“Het lijkt misschien een sprong in het diepe, maar je moet het gewoon doen”, zegt Jan Sandee. Hij nam 26 jaar geleden al zijn eerste medewerker met een afstand tot de arbeidsmarkt aan. “Ik had er nog geen ervaring of affiniteit mee, maar vond het wel belangrijk dat iedereen zich waardevol kan voelen in onze maatschappij. Dat geldt voor jezelf ook, je wilt meedraaien en gewaardeerd worden.”
Geduld en inlevingsvermogen
In het begin ging het met vallen en opstaan. “Je moet ermee leren werken. Daar is geduld en inlevingsvermogen voor nodig. Maar als je de juiste plek en de juiste begeleiding gevonden hebt, werkt het en zijn deze medewerkers een waardevolle toevoeging voor je bedrijf.” Jan heeft het inmiddels over medewerkers, meervoud. “We hebben nu 7 mensen met een beperking in dienst.
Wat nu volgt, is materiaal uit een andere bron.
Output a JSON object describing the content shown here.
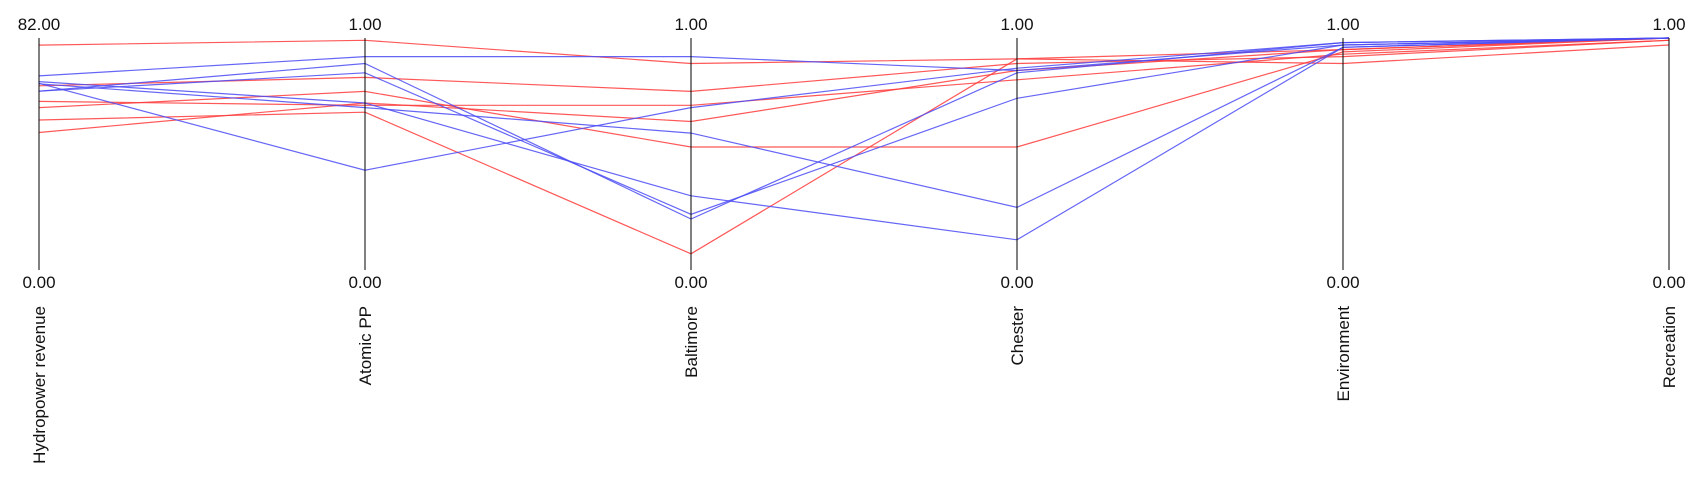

Dat is een prima aantal voor de grootte van ons bedrijf. In het hoogseizoen zijn het er meer. Dan nemen we ook arbeidsmigranten en vluchtelingen aan.”
Zoals iedere collega
Een bedrijf is voor de meesten een betere werkplek dan een sociale werkplaats, vindt Jan. “Voor henzelf en voor de maatschappij. In de sociale werkplaats zitten ze als clubje samen en wordt er niet veel van ze verwacht. Wij zetten ze bewust niet samen, maar verdelen ze over de teams. Bovendien hebben ze geen extra privileges, ze mogen bijvoorbeeld niet later komen of de kantjes er vanaf lopen.
Daardoor gaan ze zich ook zoals iedere collega gedragen en kunnen ze meer dan je vooraf denkt. Bovendien kosten ze de maatschappij geen geld, maar verdienen ze het zelf.”